Не раздумывая долго, Алексей Викторович согласился и сразу почувствовал себя бодрее. Он понимал, что работа предстоит гигантская, что она потребует предельного напряжения всех его сил и способностей, что придется вести долгую изнурительную борьбу не только с тупыми и косными попами, но и всякого рода «ведами», нашпигованными начетническими знаниями да собственными досужими домыслами. Щусев отлично понимал, что приступить к этой ответственнейшей работе он должен во всеоружии.
Архивы и библиотеки, летописи и рукописные книги поглощали теперь все его время. Он слышал отголоски живой речи предков, вживался в их общественную жизнь и быт, прежде чем осмелился отправиться в Овруч.
Оказалось, что в Археологическом обществе его до сих пор помнят по студенческой поездке в Самарканд, что наслышаны о его интересных работах в Киево-Печерской лавре и готовы ему во всем помогать.
В середине июня 1904 года Синод командировал Щусева в Овруч. Тихий и сонный городок словно бы застыл, устремив взор в глубины истории.

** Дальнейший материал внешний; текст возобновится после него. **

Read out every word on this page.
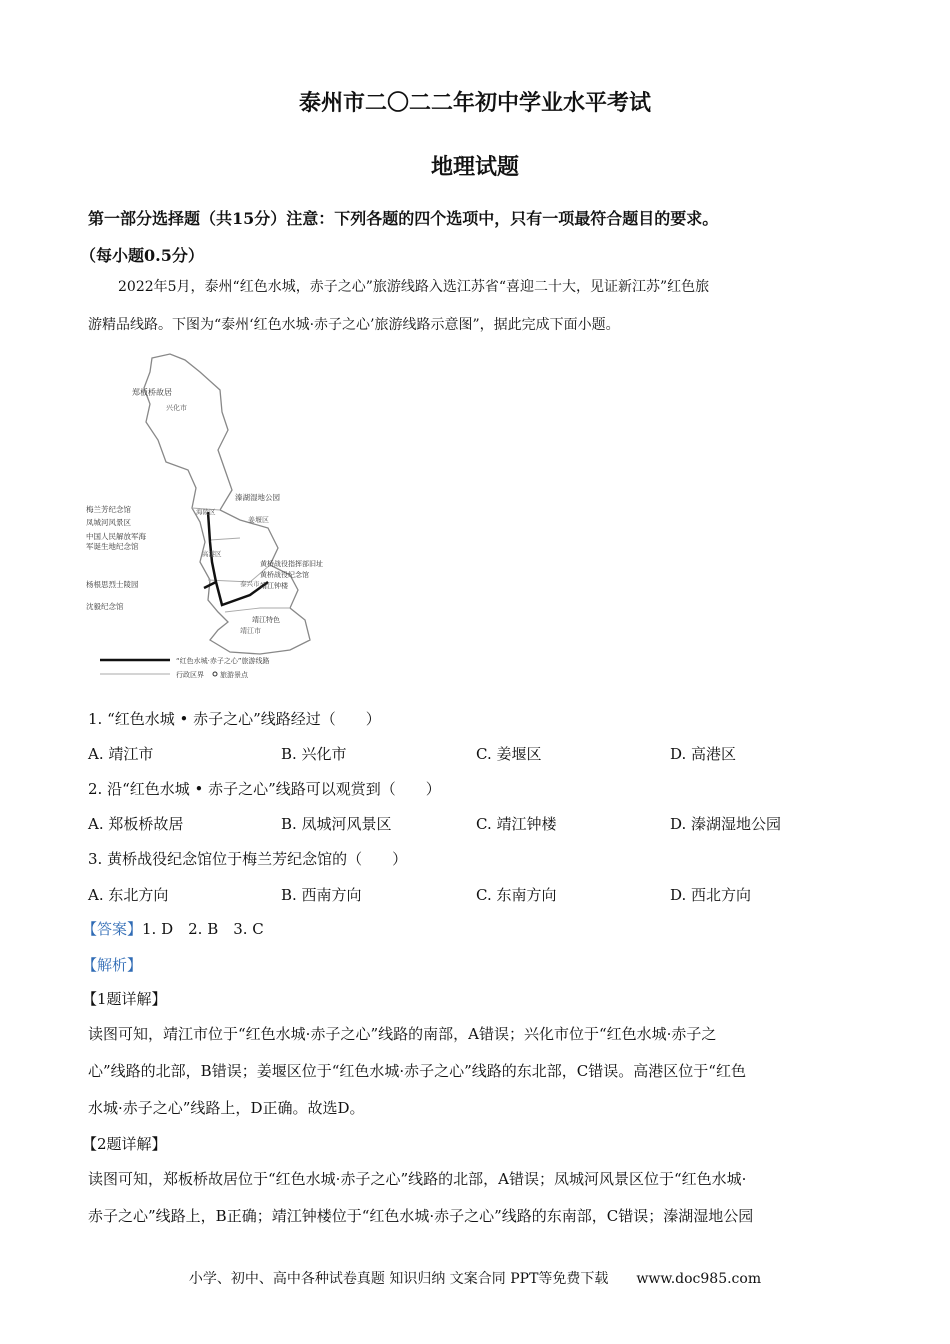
泰州市二〇二二年初中学业水平考试
地理试题
第一部分选择题（共15分）注意：下列各题的四个选项中，只有一项最符合题目的要求。
（每小题0.5分）
2022年5月，泰州“红色水城，赤子之心”旅游线路入选江苏省“喜迎二十大，见证新江苏”红色旅
游精品线路。下图为“泰州‘红色水城·赤子之心’旅游线路示意图”，据此完成下面小题。
郑板桥故居
兴化市
梅兰芳纪念馆
凤城河风景区
中国人民解放军海
军诞生地纪念馆
杨根思烈士陵园
沈毅纪念馆
溱湖湿地公园
姜堰区
海陵区
高港区
泰兴市
黄桥战役指挥部旧址
黄桥战役纪念馆
靖江钟楼
靖江市
靖江特色
“红色水城·赤子之心”旅游线路
行政区界 旅游景点
1. “红色水城 • 赤子之心”线路经过（　　）
A. 靖江市	B. 兴化市	C. 姜堰区	D. 高港区
2. 沿“红色水城 • 赤子之心”线路可以观赏到（　　）
A. 郑板桥故居	B. 凤城河风景区	C. 靖江钟楼	D. 溱湖湿地公园
3. 黄桥战役纪念馆位于梅兰芳纪念馆的（　　）
A. 东北方向	B. 西南方向	C. 东南方向	D. 西北方向
【答案】1. D　2. B　3. C
【解析】
【1题详解】
读图可知，靖江市位于“红色水城·赤子之心”线路的南部，A错误；兴化市位于“红色水城·赤子之
心”线路的北部，B错误；姜堰区位于“红色水城·赤子之心”线路的东北部，C错误。高港区位于“红色
水城·赤子之心”线路上，D正确。故选D。
【2题详解】
读图可知，郑板桥故居位于“红色水城·赤子之心”线路的北部，A错误；凤城河风景区位于“红色水城·
赤子之心”线路上，B正确；靖江钟楼位于“红色水城·赤子之心”线路的东南部，C错误；溱湖湿地公园
小学、初中、高中各种试卷真题 知识归纳 文案合同 PPT等免费下载　　www.doc985.com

Нелепым щербатым зубом торчали одна лишь не завалившаяся северная стена храма Святого Василия с остатками апсид и крохотный участок западной стены. На верхотуре свили гнезда аисты. Казалось, они с удивлением глядят на одинокого человека, что пристально изучает груды битого камня. При изучении развалин храма по рисункам Алексей Викторович не мог и предположить, что увидит его в столь плачевном состоянии.
Местные жители рассказали ему, что какой-то археолог-любитель не одно лето вел здесь свои раскопки. Однажды утром его чуть было не придавила южная стена, фундамент которой он подрыл до самого основания. Какой клад искал он здесь, никому не ведомо, но после обвала стены его больше не видели.
Подрядив бригаду землекопов из местных, Щусев провел серию неглубоких раскопов в окрестностях храма. На протяжении трех месяцев, до наступления осенних дождей, изо дня в день занимался он одним, только ему ведомым делом. Обнажив остатки фундаментов, он прекращал раскопки и принимался выстукивать камни, изучать систему кладки.